その行動が気に入らないのか、彼女の頭上に静止した十六夜咲夜は、切れ長で美しい瞳をすっと細めた。
「何かしら?」
「…は、え、あ…いや」
「それなら」
咲夜は片手に持ったバスケットを、彼女の真下でいまだに間抜けな顔を晒している紅美鈴へ投げ落とす。
美鈴はそれを反射的に受け取り、中から放たれる香ばしい匂いにふわりと微笑んだ。
「おはようございます、咲夜さん。いつもありがとうございます」
「…っ、おは、よう」
ぼそぼそと歯切れの悪い挨拶を返す咲夜。
ふいと顔を背け、腕組みをして去ろうとする彼女を見ながら、美鈴は整った眉を歪ませて悲しそうに俯いた。
「咲夜さん、どうしたんだろう。私また、怒らせるようなことしたのかなぁ」
その、見当違いにも程がある悩みに深く深く溜息をつくと、美鈴はその場に腰を下ろした。

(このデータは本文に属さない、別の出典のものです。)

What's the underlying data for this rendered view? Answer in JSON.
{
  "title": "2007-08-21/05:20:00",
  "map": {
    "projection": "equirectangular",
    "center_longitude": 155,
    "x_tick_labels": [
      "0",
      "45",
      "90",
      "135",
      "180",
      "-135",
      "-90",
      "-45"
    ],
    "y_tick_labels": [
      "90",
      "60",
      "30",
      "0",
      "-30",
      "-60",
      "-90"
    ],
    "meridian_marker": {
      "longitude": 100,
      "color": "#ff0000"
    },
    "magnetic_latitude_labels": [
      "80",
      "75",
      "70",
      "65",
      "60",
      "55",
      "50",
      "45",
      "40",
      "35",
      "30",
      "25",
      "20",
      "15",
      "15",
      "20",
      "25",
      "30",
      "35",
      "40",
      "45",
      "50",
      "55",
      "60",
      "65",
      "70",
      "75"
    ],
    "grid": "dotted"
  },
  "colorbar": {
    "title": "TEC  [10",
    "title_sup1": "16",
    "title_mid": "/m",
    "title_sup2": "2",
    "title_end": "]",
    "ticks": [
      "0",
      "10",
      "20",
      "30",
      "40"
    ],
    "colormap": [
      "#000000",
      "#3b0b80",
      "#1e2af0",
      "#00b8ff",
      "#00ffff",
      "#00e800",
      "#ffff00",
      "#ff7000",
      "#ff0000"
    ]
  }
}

長くすらりと伸びた指をまっすぐに合わせて、誰にともなくぺこりと一礼。
「いただきます」
バスケットに掛かった彼女の服と同じ色の布を取ると、ほんのりと香るパンの暖かな匂いが風に乗って流れる。
それを合図に小鳥たちが、我先にと彼女の膝を占領し始める。
「今日のパンも美味しそうですねー、えへへ」
小麦色のコッペパンを細かくちぎって小鳥たちに分け与えながら、自分もひと口。
「うん、やっぱり美味しい」
にっこりと微笑む美鈴に同意するように、小鳥たちはせわしなくパンのかけらをついばんでいる。
それを愛しげに見つめながら、美鈴は少し以前のことを思い出していた。
◆
「今日からこの紅魔館で働くことになった…そうね、十六夜咲夜よ」
「十六夜咲夜です。よろしくお願いします」
そう言って頭を下げた少女に、美鈴は信じられないという思いを隠せなかった。
きれいな女性(ひと)…。まるで、お人形みたい。
銀色に輝く髪はさらりと肩を流れ、伏し目がちな瞳は、真夜中の湖畔のように静かな群青の色。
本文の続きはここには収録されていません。